To see the significance of this, check out this page..

Functions from \(\mathbf{R}^{m}\) to \(\mathbf{R}^{n}\) and their derivatives

The most general situation we might want to consider is a function that converts a point in \(\mathbf{R}^{m}\) to a point in \(\mathbf{R}^{n}\):

\[ F:\mathbf{R}^{m}\to \mathbf{R}^{n} \]

Here is an example. Suppose we have \(28\times 28\) images represented as arrays of pixel values. And suppose that we know that this image is a handwritten number between \(0\) and \(9\).

An image recognition neural network takes such an image an outputs a vector of length \(10\) of the form \((p_0,\ldots, p_{9})\) where \(p_i\) is the probability that the image represents the digit \(i\).

This neural network is a function \(F:\mathbf{R}^{784}\to \mathbf{R}^{10}\).

Such a function is actually given by \(10\) (or, more generally, \(n\)) “coordinate functions” \(f_{i}\), each of which is a function of \(m\) variables. So the neural network function \(F\) consists of functions \[ p_{i} = F_{i}(x_0,\ldots, x_{783})\quad i=0,\ldots, 9 \]

Each of these functions has a gradient which measures how \(p_{i}\) changes if you modify the \(x_i\). The total derivative of \(F\) is made up of all of these gradients. You can think of this as a column vector of row vectors: \[ DF = \left[\begin{matrix} \nabla F_{0} \\ \nabla F_{1} \\ \cdots \\ \nabla F_{n}\end{matrix}\right] \]
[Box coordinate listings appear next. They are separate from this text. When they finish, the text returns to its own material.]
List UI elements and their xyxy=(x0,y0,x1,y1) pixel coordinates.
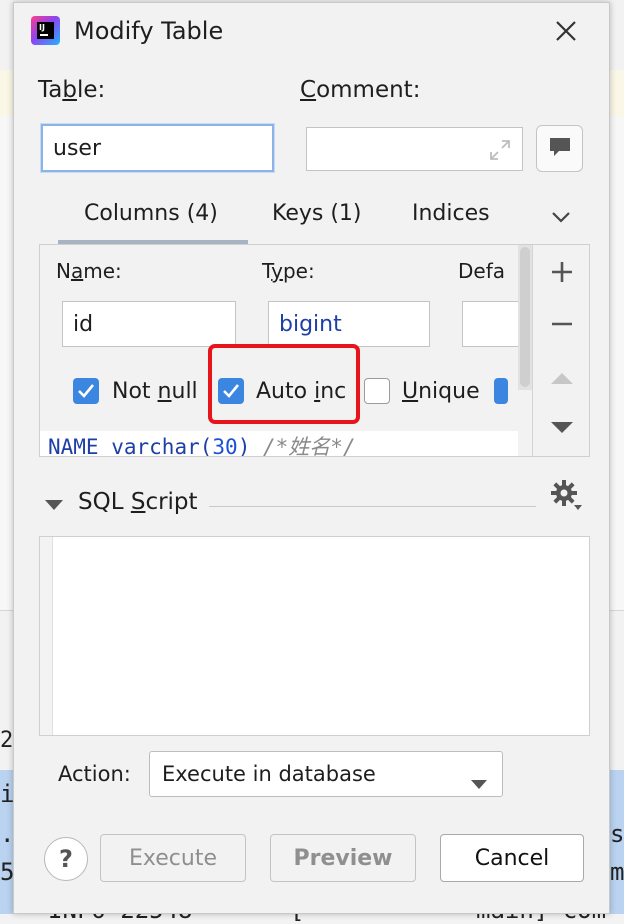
help-button[interactable]: ? xyxy=(44,837,88,881)
title-bar[interactable]: IJ Modify Table xyxy=(14,3,609,61)
action-label: Action: xyxy=(58,762,131,786)
sql-column-size: 30 xyxy=(212,435,238,457)
column-default-label: Defa xyxy=(458,259,506,283)
table-label: Table: xyxy=(38,77,106,103)
table-name-input[interactable]: user xyxy=(41,124,274,172)
comment-edit-button[interactable] xyxy=(536,125,583,172)
not-null-checkbox[interactable] xyxy=(73,378,99,404)
editor-gutter xyxy=(40,537,53,735)
chevron-down-icon[interactable] xyxy=(550,206,572,232)
tab-keys[interactable]: Keys (1) xyxy=(272,201,362,226)
modify-table-dialog: IJ Modify Table Table: user Comment: Col… xyxy=(13,2,610,914)
gear-icon[interactable] xyxy=(550,479,584,517)
sql-column-comment: /*姓名*/ xyxy=(263,435,356,457)
comment-bubble-icon xyxy=(548,136,572,162)
sql-column-name: NAME xyxy=(48,435,99,457)
dropdown-arrow-icon xyxy=(470,771,488,795)
column-name-input[interactable]: id xyxy=(62,301,236,347)
move-up-icon[interactable] xyxy=(547,363,577,393)
action-select-value: Execute in database xyxy=(162,762,376,786)
column-name-label: Name: xyxy=(56,259,122,283)
remove-icon[interactable] xyxy=(547,309,577,339)
execute-button[interactable]: Execute xyxy=(100,834,246,882)
sql-column-type: varchar xyxy=(111,435,200,457)
column-type-label: Type: xyxy=(262,259,315,283)
column-sql-preview: NAME varchar(30) /*姓名*/ xyxy=(40,431,518,457)
sql-script-editor[interactable] xyxy=(39,536,590,736)
tab-indices[interactable]: Indices xyxy=(412,201,490,226)
dialog-title: Modify Table xyxy=(74,17,224,45)
cancel-button[interactable]: Cancel xyxy=(440,834,584,882)
close-icon[interactable] xyxy=(552,17,580,45)
table-name-value: user xyxy=(53,135,101,161)
column-toolbar xyxy=(532,245,589,456)
preview-button[interactable]: Preview xyxy=(270,834,416,882)
collapse-triangle-icon[interactable] xyxy=(44,497,64,516)
intellij-idea-icon: IJ xyxy=(31,16,60,45)
column-type-input[interactable]: bigint xyxy=(268,301,430,347)
action-select[interactable]: Execute in database xyxy=(149,751,503,797)
console-text: 2 xyxy=(0,728,14,753)
move-down-icon[interactable] xyxy=(547,413,577,443)
column-editor-scrollbar[interactable] xyxy=(518,245,532,390)
comment-label: Comment: xyxy=(300,77,421,103)
tab-columns[interactable]: Columns (4) xyxy=(84,201,218,226)
unique-checkbox[interactable] xyxy=(364,378,390,404)
highlight-annotation xyxy=(208,344,360,424)
unique-label: Unique xyxy=(402,379,480,404)
expand-icon[interactable] xyxy=(488,138,512,168)
column-default-input[interactable] xyxy=(462,301,522,347)
column-type-value: bigint xyxy=(279,311,342,337)
console-text: s xyxy=(610,820,624,848)
comment-input[interactable] xyxy=(306,127,523,171)
not-null-label: Not null xyxy=(112,379,198,404)
add-icon[interactable] xyxy=(547,257,577,287)
section-divider xyxy=(209,506,536,507)
sql-script-title: SQL Script xyxy=(78,489,198,515)
more-checkbox[interactable] xyxy=(494,378,508,404)
console-text: m xyxy=(610,858,624,886)
column-name-value: id xyxy=(73,311,94,337)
where each \(\nabla F_{i}\) is a row with \(m\) entries.

But this is really a matrix called the total derivative \(DF\) of \(F\) of size \(n\times m\).

The total derivative tells us how a small step in \(\mathbf{R}^{m}\) translates to a step in \(\mathbf{R}^{m}\) when you apply the function \(F:\mathbf{R}^{m}\to mathbf{R}^{n}\).

Linear functions

A very special case of a function from \(F:\mathbf{R}^{m}\to mathbf{R}^{n}\) is the situation where \[ F(x) = Ax \] for an \(n\times m\) matrix.

In this special case, the total derivative \(DF\) of \(F\) is the matrix \(A\).

The chain rule in the general case

If \(F:\mathbf{R}^{m}\to\mathbf{R}^{n}\) is a function, and \(G:\mathbf{R}^{n}\to\mathbf{R}^{k}\) is another function, then it makes sense to compute \(G(F(x))\) for \(x\in \mathbf{R}^{m}\), and the result is in \(\mathbf{R}^{k}\).

The chain rule in general says that the derivative of \(G(F(x))\) is the product of the matrices corresponding to \(DG\) and \(DF\). Here \(DG\) is \(k\times n\) and \(DF\) is \(n\times m\) so \((DG)(DF)\) is \(k\times m\) as it should be.